Lightmatter’s work on Passage is an example of how AI’s recent flourishing has inspired companies large and small to try to reinvent key hardware behind advances like OpenAI’s ChatGPT. Nvidia, the leading supplier of GPUs for AI projects, held its annual conference last month, where CEO Jensen Huang unveiled the company’s latest chip for training AI: a GPU called Blackwell. Nvidia will sell the GPU in a “superchip” consisting of two Blackwell GPUs and a conventional CPU processor, all connected using the company’s new high-speed communications technology called NVLink-C2C.

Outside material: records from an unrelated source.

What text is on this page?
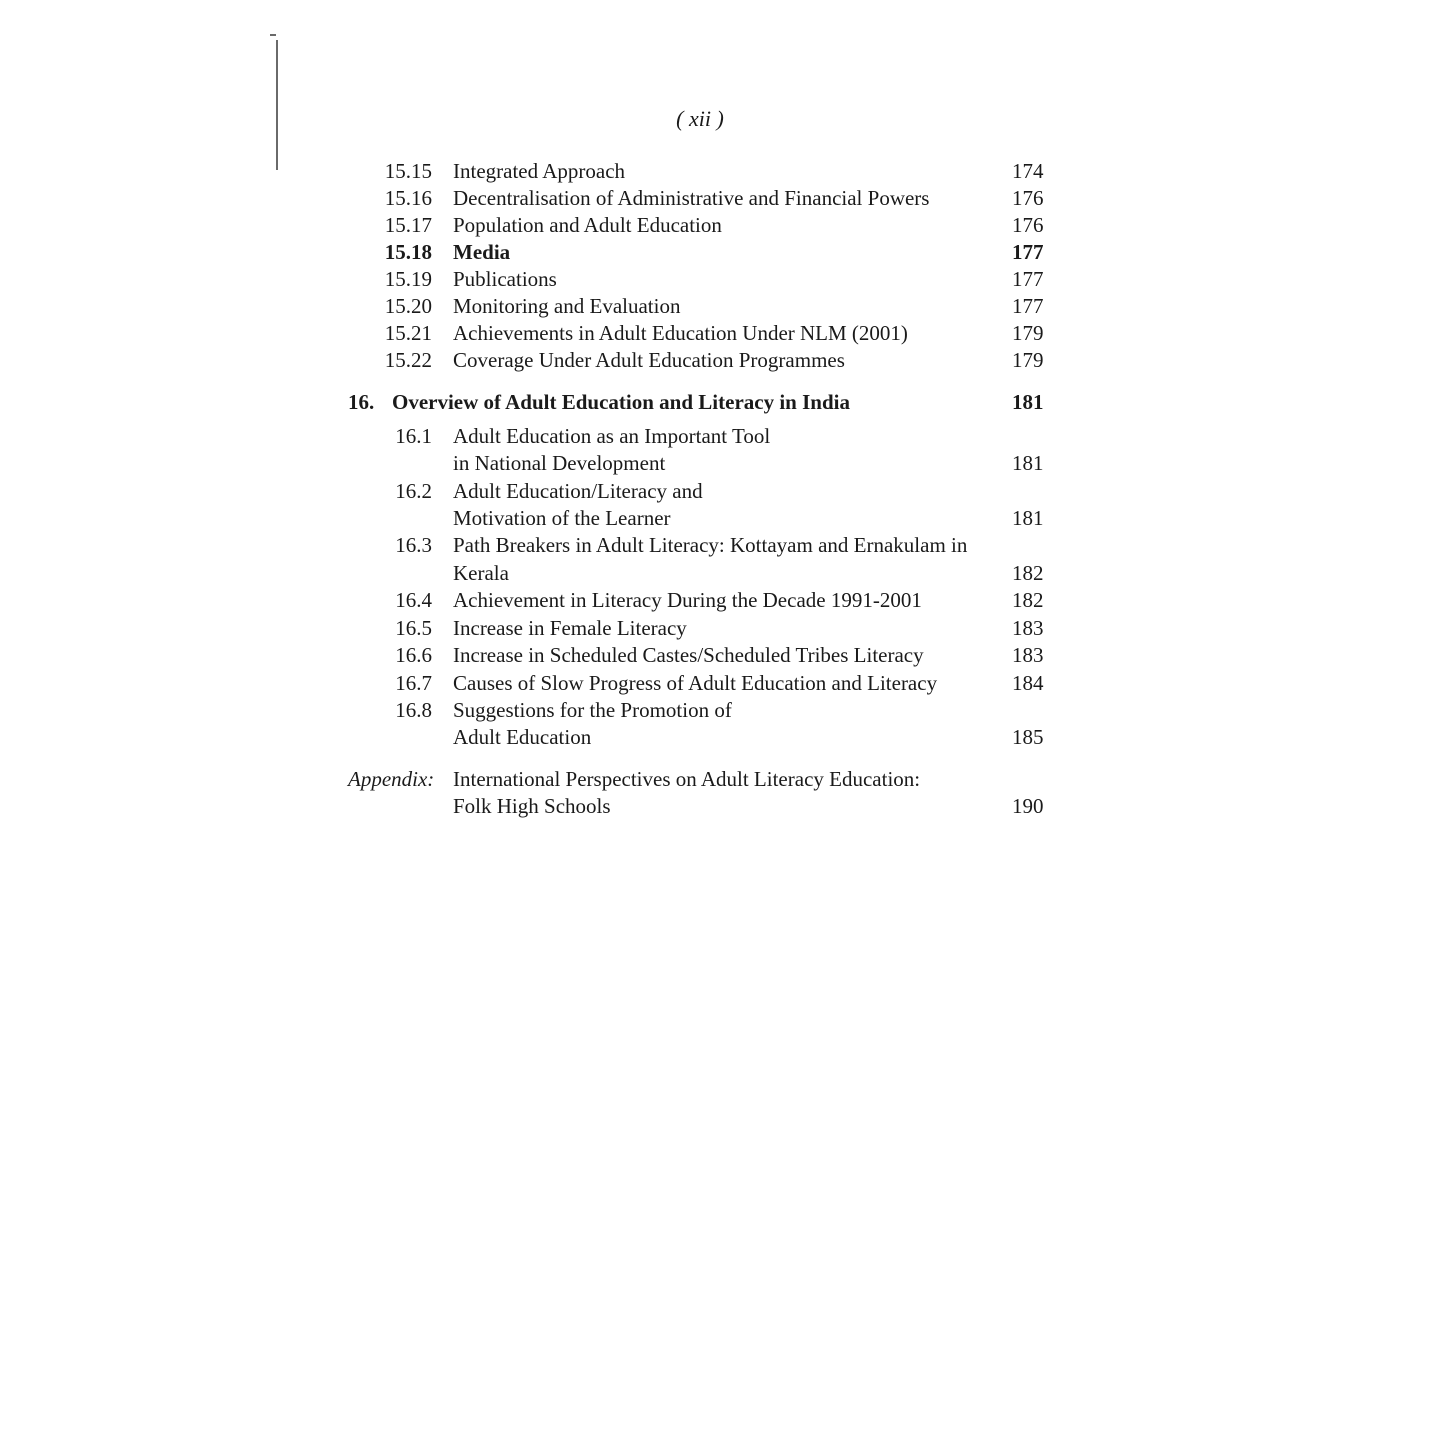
( xii )
15.15 Integrated Approach	174
15.16 Decentralisation of Administrative and Financial Powers	176
15.17 Population and Adult Education	176
15.18 Media	177
15.19 Publications	177
15.20 Monitoring and Evaluation	177
15.21 Achievements in Adult Education Under NLM (2001)	179
15.22 Coverage Under Adult Education Programmes	179
16. Overview of Adult Education and Literacy in India	181
16.1 Adult Education as an Important Tool
in National Development	181
16.2 Adult Education/Literacy and
Motivation of the Learner	181
16.3 Path Breakers in Adult Literacy: Kottayam and Ernakulam in
Kerala	182
16.4 Achievement in Literacy During the Decade 1991-2001	182
16.5 Increase in Female Literacy	183
16.6 Increase in Scheduled Castes/Scheduled Tribes Literacy	183
16.7 Causes of Slow Progress of Adult Education and Literacy	184
16.8 Suggestions for the Promotion of
Adult Education	185
Appendix: International Perspectives on Adult Literacy Education:
Folk High Schools	190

Nvidia decided to defy the trend of the semiconductor industry, which is known for finding methods to squeeze more processing power out of chips without having them get bigger. Although the Blackwell GPUs in the company’s superchip are twice as powerful as its predecessors, they require a lot more power because they are constructed by joining two processors. This trade-off implies that improvements to other crucial parts for AI supercomputers, like those suggested by Lightmatter, may become more crucial in addition to Nvidia’s efforts to connect its CPUs via fast connections.